Jérôme Sessini March 7, 2011Posted by Geoffrey Hiller in Cuba.
Santiago, Cuba 2009
Jérôme Sessini (b.1968, France) began to work for the GAMMA agency following the Kosovo war in 1999. Since then he has covered international events, the second intifada, the conflict in Iraq –where his has regularly returned since 2003, the Haitian crisis of 2004, the capture of Mogadishu by the Islamic courts in 2006 and the Lebanon War, which he covered in depth. At the same time he has been working long term on the violence in post civil war Central American countries. His work on the southern Mexican border “Mexico, the end of the American Dream” was nominated for a Visa d’or in the magazine category. His work is regularly published in the French and international press including: Paris-Match, le Monde 2, Elle, Figaro Magazine, L’espresso, Stern, Newsweek, Time and others. He was awarded the Grand Prize Calderon at the festival “Scoop” in Angers 2005.
About the Photograph:
“It was my second trip to Cuba. In January 1959 Fidel Castro was greeted by the Cubans as their liberator. Fifty years later, the Cuban people don’t have any more desire to celebrate anything. Cuban’s are tired and depressed by such hard daily life conditions. The average monthly salary is about 13 euros.

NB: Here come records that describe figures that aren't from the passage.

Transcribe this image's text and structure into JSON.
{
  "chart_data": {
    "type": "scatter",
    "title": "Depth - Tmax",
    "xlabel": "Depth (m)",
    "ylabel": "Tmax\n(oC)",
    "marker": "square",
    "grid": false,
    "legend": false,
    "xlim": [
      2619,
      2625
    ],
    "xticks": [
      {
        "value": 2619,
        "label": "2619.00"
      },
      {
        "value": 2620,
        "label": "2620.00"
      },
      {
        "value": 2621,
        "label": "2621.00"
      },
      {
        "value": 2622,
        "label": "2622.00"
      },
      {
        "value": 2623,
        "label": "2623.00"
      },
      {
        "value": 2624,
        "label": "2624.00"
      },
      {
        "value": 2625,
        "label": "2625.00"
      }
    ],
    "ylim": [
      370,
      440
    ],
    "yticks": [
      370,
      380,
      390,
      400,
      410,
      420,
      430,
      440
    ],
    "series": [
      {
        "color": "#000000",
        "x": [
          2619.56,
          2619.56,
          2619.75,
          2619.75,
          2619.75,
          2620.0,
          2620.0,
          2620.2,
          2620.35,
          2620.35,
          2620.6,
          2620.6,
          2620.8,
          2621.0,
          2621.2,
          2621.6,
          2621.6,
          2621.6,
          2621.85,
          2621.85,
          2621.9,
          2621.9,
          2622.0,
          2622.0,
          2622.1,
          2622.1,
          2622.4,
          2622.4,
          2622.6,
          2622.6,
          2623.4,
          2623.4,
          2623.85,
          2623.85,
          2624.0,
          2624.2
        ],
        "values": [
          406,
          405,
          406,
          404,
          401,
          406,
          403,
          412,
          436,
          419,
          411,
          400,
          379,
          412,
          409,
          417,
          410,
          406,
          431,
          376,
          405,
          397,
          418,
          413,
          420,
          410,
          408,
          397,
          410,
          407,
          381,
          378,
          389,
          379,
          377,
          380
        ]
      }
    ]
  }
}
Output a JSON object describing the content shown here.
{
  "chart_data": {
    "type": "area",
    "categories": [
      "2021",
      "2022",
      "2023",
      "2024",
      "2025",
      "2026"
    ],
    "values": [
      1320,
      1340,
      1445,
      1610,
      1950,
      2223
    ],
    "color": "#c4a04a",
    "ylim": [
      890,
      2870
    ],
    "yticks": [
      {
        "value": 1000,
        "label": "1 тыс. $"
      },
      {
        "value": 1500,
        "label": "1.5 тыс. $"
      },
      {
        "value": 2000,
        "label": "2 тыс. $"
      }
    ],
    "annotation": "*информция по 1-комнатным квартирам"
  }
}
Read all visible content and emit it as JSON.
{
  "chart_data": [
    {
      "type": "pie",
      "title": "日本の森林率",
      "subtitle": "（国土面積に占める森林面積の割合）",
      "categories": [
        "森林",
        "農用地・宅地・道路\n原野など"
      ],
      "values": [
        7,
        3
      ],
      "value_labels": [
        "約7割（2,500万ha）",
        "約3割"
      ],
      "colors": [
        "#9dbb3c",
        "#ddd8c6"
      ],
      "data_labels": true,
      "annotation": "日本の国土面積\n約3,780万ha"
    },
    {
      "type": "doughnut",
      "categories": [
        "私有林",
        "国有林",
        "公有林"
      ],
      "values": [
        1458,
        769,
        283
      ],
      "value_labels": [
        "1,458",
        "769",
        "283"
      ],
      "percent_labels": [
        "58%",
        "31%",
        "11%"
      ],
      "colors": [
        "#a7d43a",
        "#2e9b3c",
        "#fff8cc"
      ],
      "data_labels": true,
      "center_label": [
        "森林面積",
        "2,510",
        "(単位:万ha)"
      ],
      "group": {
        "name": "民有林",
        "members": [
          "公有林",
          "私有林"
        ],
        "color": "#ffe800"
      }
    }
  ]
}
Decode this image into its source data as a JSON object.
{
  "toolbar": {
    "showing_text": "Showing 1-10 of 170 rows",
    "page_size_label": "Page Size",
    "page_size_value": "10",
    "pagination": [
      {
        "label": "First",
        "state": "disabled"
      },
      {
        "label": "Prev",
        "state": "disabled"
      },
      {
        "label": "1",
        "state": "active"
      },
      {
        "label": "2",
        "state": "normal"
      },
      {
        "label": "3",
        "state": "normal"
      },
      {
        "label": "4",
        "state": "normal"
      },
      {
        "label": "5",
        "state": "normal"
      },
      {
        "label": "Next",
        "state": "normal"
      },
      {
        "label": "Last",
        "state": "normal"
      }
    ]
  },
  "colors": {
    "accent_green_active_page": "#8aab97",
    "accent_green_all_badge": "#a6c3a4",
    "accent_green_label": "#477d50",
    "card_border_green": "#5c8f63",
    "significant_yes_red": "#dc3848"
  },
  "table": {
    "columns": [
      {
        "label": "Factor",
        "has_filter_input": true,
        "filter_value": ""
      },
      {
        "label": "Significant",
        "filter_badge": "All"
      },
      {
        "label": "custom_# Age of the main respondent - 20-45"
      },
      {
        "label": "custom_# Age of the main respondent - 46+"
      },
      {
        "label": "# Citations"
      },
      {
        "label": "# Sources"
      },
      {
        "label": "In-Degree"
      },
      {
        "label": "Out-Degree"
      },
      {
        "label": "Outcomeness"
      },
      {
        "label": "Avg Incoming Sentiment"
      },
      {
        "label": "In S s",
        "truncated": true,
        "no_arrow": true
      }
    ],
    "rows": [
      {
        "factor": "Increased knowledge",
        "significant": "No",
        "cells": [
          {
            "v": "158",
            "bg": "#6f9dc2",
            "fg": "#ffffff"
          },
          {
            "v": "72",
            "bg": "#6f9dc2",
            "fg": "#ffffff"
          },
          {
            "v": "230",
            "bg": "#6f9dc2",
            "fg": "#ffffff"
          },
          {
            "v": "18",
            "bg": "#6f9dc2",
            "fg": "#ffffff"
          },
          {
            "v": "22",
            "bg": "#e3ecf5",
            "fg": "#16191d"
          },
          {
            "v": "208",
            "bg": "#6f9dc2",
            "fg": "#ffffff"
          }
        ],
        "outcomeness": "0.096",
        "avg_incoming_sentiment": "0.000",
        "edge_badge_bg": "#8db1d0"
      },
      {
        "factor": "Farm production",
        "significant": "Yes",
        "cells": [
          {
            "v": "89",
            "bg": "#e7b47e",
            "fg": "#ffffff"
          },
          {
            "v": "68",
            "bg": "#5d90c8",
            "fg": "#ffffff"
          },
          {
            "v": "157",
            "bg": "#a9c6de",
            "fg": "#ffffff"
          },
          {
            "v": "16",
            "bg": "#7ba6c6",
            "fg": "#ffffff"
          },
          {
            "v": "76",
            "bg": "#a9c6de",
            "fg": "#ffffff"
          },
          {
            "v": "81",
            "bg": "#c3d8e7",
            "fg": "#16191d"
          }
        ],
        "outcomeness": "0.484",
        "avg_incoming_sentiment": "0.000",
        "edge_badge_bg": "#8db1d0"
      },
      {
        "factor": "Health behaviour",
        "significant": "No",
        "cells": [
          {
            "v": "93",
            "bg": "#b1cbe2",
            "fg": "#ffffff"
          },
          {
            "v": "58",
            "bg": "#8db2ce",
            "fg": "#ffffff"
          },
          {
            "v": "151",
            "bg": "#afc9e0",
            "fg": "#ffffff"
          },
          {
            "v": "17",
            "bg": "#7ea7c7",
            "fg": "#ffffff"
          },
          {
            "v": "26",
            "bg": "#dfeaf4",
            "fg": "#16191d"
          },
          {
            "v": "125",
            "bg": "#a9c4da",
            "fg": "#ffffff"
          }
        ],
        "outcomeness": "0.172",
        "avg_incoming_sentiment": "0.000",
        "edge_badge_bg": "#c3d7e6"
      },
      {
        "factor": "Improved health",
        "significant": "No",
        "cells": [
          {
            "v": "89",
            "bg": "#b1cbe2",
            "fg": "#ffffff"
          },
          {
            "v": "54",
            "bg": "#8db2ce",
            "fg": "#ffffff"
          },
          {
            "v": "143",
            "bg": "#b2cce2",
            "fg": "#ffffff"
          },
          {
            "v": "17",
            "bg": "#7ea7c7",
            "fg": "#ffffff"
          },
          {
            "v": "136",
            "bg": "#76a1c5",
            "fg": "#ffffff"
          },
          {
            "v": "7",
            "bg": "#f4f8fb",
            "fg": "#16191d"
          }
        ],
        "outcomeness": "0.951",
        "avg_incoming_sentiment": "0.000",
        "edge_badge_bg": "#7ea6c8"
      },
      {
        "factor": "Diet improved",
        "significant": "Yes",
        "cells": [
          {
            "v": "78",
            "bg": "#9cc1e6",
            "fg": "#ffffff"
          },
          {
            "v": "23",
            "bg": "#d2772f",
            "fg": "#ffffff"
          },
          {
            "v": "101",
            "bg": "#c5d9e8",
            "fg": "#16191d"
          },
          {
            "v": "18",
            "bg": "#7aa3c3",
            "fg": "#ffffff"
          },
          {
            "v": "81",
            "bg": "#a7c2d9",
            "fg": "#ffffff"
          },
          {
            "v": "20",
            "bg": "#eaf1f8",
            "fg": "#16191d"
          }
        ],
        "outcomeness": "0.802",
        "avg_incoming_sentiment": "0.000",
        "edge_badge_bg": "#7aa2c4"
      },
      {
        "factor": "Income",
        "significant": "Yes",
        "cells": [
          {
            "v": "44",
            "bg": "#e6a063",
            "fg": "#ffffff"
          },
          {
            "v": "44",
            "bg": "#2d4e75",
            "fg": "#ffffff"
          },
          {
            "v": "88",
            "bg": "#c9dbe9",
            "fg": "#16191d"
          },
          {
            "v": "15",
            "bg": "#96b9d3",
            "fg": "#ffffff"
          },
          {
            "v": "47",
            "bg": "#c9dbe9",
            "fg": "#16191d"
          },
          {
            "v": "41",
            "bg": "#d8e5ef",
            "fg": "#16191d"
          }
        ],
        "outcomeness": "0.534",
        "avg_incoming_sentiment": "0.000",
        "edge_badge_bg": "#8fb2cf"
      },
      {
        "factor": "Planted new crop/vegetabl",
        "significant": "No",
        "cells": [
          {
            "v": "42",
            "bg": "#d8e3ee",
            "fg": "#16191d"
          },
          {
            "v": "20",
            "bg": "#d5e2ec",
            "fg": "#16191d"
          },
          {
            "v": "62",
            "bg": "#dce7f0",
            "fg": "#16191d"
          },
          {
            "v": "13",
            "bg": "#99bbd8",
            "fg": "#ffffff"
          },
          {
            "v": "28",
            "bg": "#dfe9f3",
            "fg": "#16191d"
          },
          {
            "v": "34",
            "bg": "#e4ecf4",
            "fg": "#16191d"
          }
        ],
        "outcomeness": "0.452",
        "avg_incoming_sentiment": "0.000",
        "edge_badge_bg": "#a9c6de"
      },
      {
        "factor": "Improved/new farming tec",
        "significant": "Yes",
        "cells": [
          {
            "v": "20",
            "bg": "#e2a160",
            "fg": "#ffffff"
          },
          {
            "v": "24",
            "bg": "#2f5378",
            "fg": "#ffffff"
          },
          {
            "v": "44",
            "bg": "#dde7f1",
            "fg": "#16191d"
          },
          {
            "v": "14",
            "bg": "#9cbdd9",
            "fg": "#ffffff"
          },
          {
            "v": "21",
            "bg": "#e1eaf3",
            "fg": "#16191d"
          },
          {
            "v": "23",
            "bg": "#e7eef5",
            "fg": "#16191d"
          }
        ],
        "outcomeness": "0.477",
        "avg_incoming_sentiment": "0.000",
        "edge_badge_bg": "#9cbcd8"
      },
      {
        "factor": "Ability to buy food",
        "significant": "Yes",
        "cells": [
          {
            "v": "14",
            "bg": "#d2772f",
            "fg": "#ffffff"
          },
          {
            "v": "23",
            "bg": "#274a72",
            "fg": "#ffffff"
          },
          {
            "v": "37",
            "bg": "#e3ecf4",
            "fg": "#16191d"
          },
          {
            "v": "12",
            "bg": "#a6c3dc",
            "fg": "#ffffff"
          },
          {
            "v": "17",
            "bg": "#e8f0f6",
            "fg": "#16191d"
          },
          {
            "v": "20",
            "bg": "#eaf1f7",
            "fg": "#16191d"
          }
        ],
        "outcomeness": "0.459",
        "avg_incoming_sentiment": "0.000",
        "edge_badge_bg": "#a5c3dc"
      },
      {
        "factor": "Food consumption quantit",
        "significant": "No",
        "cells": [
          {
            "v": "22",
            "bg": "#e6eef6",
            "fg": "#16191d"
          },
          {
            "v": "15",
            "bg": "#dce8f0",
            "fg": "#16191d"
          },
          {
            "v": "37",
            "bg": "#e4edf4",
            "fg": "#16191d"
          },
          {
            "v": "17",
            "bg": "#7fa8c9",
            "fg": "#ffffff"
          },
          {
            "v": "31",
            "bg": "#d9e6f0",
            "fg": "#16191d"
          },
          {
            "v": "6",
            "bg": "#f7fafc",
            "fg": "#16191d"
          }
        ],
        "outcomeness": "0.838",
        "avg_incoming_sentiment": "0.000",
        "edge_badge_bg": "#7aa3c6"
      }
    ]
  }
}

Every day is a fight to provide for basics needs. For the 50th anniversary revolution day, the people were invited by the government to remain at home and watch Raul Castro speak on TV- a speech austere and widely turned toward the past, without future prospect and hope. I made this photograph while many young tourists from Argentina, wearing tee-shirts of Che were screaming slogans such as “Viva el Ché!! Viva Fidel! Viva la revolucion. They celebrated the 50th anniversary of the Cuban revolution while the Cubans themselves was sad, indifferent and suffering for this regime.”